Capital One has now made another acquisition aimed at improving its product design capabilities with today’s announcement that it has bought Oakland, California-based Monsoon, a design studio, development shop, marketing house and strategic consultancy. The 40-person Oakland team, which has done work developing apps and sites for companies like Yammer, Zazzle, the NBA, HP, Cisco, Microsoft, Wells Fargo, and others, will remain in their offices following the deal’s close while the remaining staff – around 35 persons – will continue on as a rebranded agency called Kunai.

Deal terms were not disclosed, but we understand that it would have been similar in size to other acquisitions of this size at Capital One. Monsoon co-founders Sandeep Sood, Neil Tolani, and Rishi Mehta are joining as a part of the acquisition.

The two companies had been working together for around six months ahead of the acquisition on an upcoming Capital One product designed to support small business customers.
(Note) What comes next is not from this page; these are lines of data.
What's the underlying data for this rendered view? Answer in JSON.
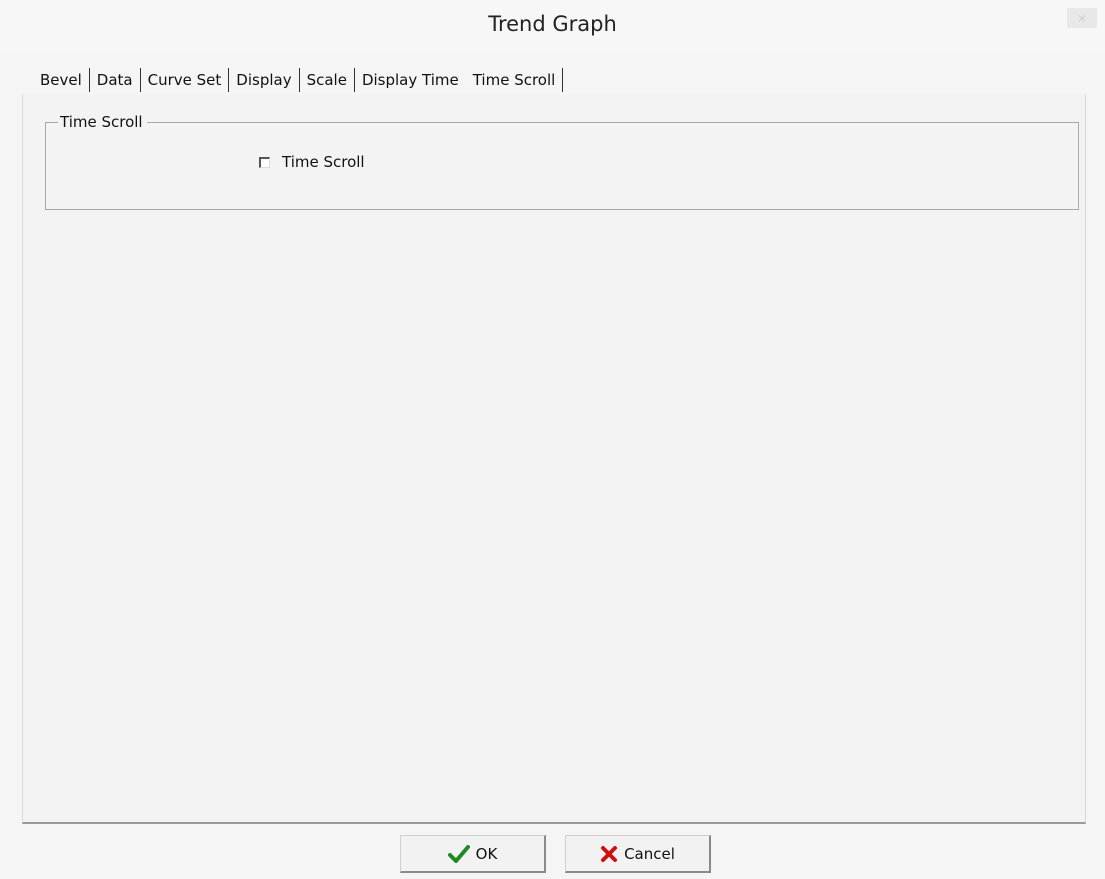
{
  "window": {
    "title": "Trend Graph",
    "close_glyph": "×"
  },
  "tabs": [
    {
      "label": "Bevel"
    },
    {
      "label": "Data"
    },
    {
      "label": "Curve Set"
    },
    {
      "label": "Display"
    },
    {
      "label": "Scale"
    },
    {
      "label": "Display Time"
    },
    {
      "label": "Time Scroll",
      "active": true
    }
  ],
  "panel": {
    "group_title": "Time Scroll",
    "checkbox_label": "Time Scroll",
    "checkbox_checked": false
  },
  "buttons": {
    "ok_label": "OK",
    "ok_icon": "checkmark-icon",
    "ok_icon_color": "#1f8a1f",
    "cancel_label": "Cancel",
    "cancel_icon": "x-icon",
    "cancel_icon_color": "#cc1111"
  }
}
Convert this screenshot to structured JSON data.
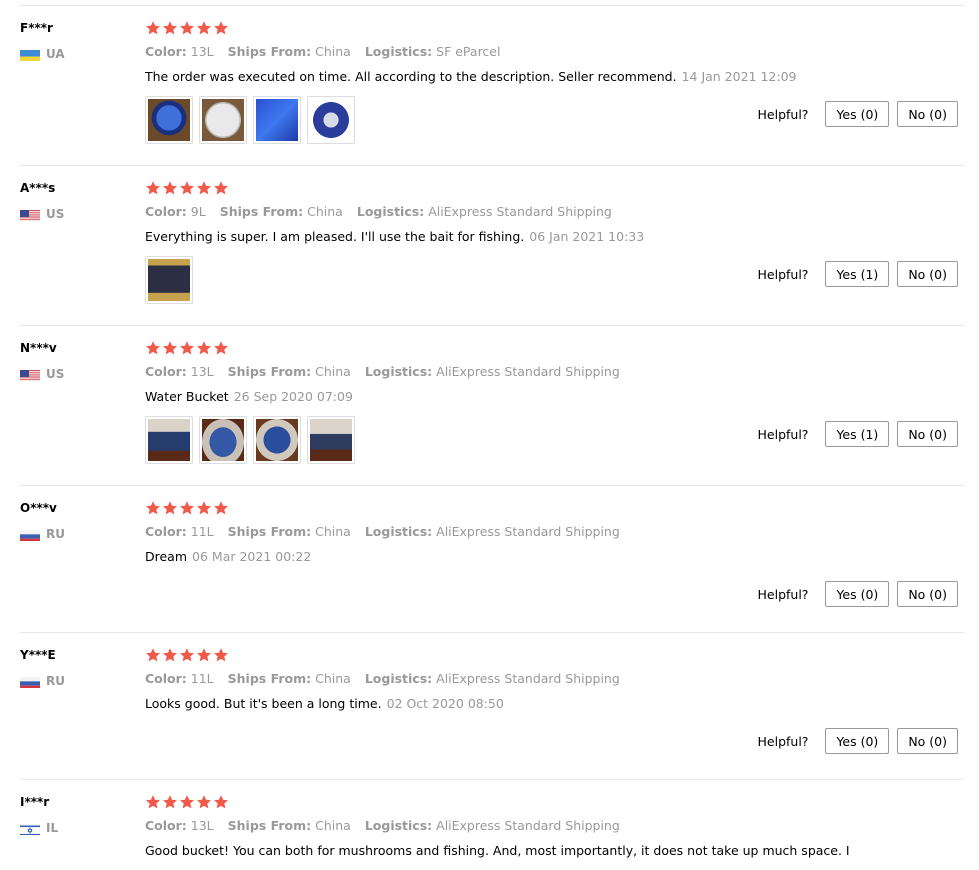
{
  "labels": {
    "color": "Color:",
    "ships_from": "Ships From:",
    "logistics": "Logistics:",
    "helpful": "Helpful?"
  },
  "colors": {
    "star": "#f05a4a",
    "meta_grey": "#999999",
    "border": "#e8e8e8"
  },
  "reviews": [
    {
      "user": "F***r",
      "country": "UA",
      "rating": 5,
      "color": "13L",
      "ships_from": "China",
      "logistics": "SF eParcel",
      "text": "The order was executed on time. All according to the description. Seller recommend.",
      "date": "14 Jan 2021 12:09",
      "yes": "Yes (0)",
      "no": "No (0)",
      "photos": [
        "blue-bucket-photo",
        "white-bucket-top-photo",
        "blue-bucket-flat-photo",
        "bucket-inside-photo"
      ]
    },
    {
      "user": "A***s",
      "country": "US",
      "rating": 5,
      "color": "9L",
      "ships_from": "China",
      "logistics": "AliExpress Standard Shipping",
      "text": "Everything is super. I am pleased. I'll use the bait for fishing.",
      "date": "06 Jan 2021 10:33",
      "yes": "Yes (1)",
      "no": "No (0)",
      "photos": [
        "bucket-on-table-photo"
      ]
    },
    {
      "user": "N***v",
      "country": "US",
      "rating": 5,
      "color": "13L",
      "ships_from": "China",
      "logistics": "AliExpress Standard Shipping",
      "text": "Water Bucket",
      "date": "26 Sep 2020 07:09",
      "yes": "Yes (1)",
      "no": "No (0)",
      "photos": [
        "bucket-side-photo",
        "bucket-folded-photo",
        "bucket-top-photo",
        "bucket-open-photo"
      ]
    },
    {
      "user": "O***v",
      "country": "RU",
      "rating": 5,
      "color": "11L",
      "ships_from": "China",
      "logistics": "AliExpress Standard Shipping",
      "text": "Dream",
      "date": "06 Mar 2021 00:22",
      "yes": "Yes (0)",
      "no": "No (0)",
      "photos": []
    },
    {
      "user": "Y***E",
      "country": "RU",
      "rating": 5,
      "color": "11L",
      "ships_from": "China",
      "logistics": "AliExpress Standard Shipping",
      "text": "Looks good. But it's been a long time.",
      "date": "02 Oct 2020 08:50",
      "yes": "Yes (0)",
      "no": "No (0)",
      "photos": []
    },
    {
      "user": "I***r",
      "country": "IL",
      "rating": 5,
      "color": "13L",
      "ships_from": "China",
      "logistics": "AliExpress Standard Shipping",
      "text": "Good bucket! You can both for mushrooms and fishing. And, most importantly, it does not take up much space. I",
      "date": "",
      "yes": "",
      "no": "",
      "photos": []
    }
  ]
}
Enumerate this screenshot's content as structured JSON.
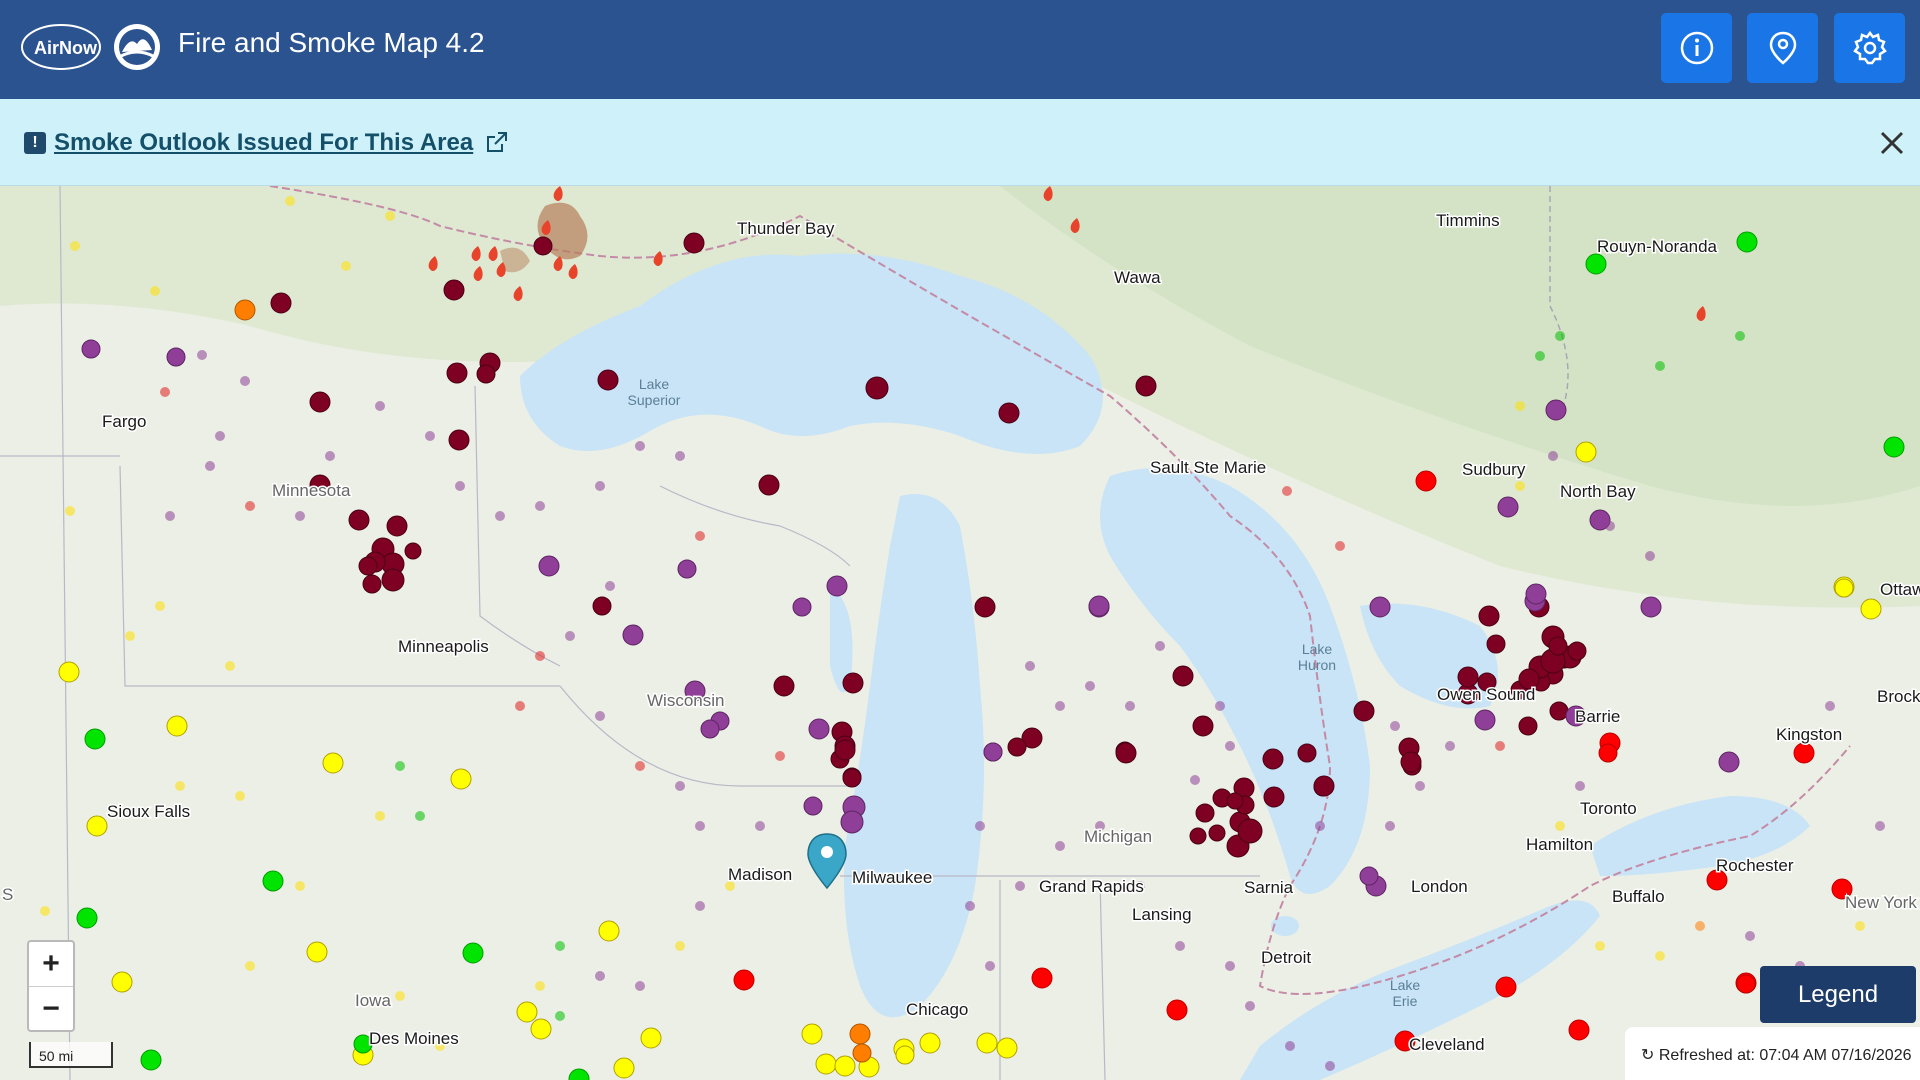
{
  "header": {
    "logo_text": "AirNow",
    "title": "Fire and Smoke Map 4.2",
    "buttons": [
      {
        "name": "info-icon"
      },
      {
        "name": "location-pin-icon"
      },
      {
        "name": "gear-icon"
      }
    ]
  },
  "banner": {
    "badge": "!",
    "link_text": "Smoke Outlook Issued For This Area",
    "ext_icon": "external-link-icon",
    "close_icon": "close-icon"
  },
  "map": {
    "cities": [
      {
        "name": "Thunder Bay"
      },
      {
        "name": "Timmins"
      },
      {
        "name": "Rouyn-Noranda"
      },
      {
        "name": "Wawa"
      },
      {
        "name": "Fargo"
      },
      {
        "name": "Minnesota"
      },
      {
        "name": "Sault Ste Marie"
      },
      {
        "name": "Sudbury"
      },
      {
        "name": "North Bay"
      },
      {
        "name": "Ottaw"
      },
      {
        "name": "Minneapolis"
      },
      {
        "name": "Wisconsin"
      },
      {
        "name": "Owen Sound"
      },
      {
        "name": "Brock"
      },
      {
        "name": "Barrie"
      },
      {
        "name": "Kingston"
      },
      {
        "name": "Toronto"
      },
      {
        "name": "Sioux Falls"
      },
      {
        "name": "Michigan"
      },
      {
        "name": "Hamilton"
      },
      {
        "name": "Rochester"
      },
      {
        "name": "Madison"
      },
      {
        "name": "Milwaukee"
      },
      {
        "name": "Grand Rapids"
      },
      {
        "name": "Sarnia"
      },
      {
        "name": "London"
      },
      {
        "name": "Buffalo"
      },
      {
        "name": "New York"
      },
      {
        "name": "Lansing"
      },
      {
        "name": "Detroit"
      },
      {
        "name": "Iowa"
      },
      {
        "name": "Chicago"
      },
      {
        "name": "Des Moines"
      },
      {
        "name": "Cleveland"
      },
      {
        "name": "S"
      }
    ],
    "lakes": [
      {
        "name": "Lake\nSuperior"
      },
      {
        "name": "Lake\nHuron"
      },
      {
        "name": "Lake\nErie"
      }
    ],
    "zoom_in": "+",
    "zoom_out": "−",
    "scale": "50 mi"
  },
  "legend_button": "Legend",
  "refresh_text": "Refreshed at: 07:04 AM 07/16/2026",
  "colors": {
    "header_bg": "#2b5390",
    "button_bg": "#1a76e6",
    "banner_bg": "#cff2fa",
    "aqi_good": "#00e400",
    "aqi_moderate": "#ffff00",
    "aqi_usg": "#ff7e00",
    "aqi_unhealthy": "#ff0000",
    "aqi_very_unhealthy": "#8f3f97",
    "aqi_hazardous": "#7e0023"
  }
}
According Skip Potter, Managing VP of Engineering at Capital One who orchestrated this deal, as the two companies continued to work together, they realized they were aligned in their philosophies around product development, and Monsoon had the skill sets Capital One needed as it continues to try to re-invent banking for the digital, mobile age.

As for Sandeep Sood, Monsoon co-founder and CEO, he says he took the meeting with Capital One largely because Monsoon’s team had been “huge admirers” of Adaptive Path, which Capital One bought last October. That earlier acquisition had some scratching their heads – why was a bank buying a design firm? – but it represented Capital One’s new focus on turning itself from being just another bank into being more of a software company.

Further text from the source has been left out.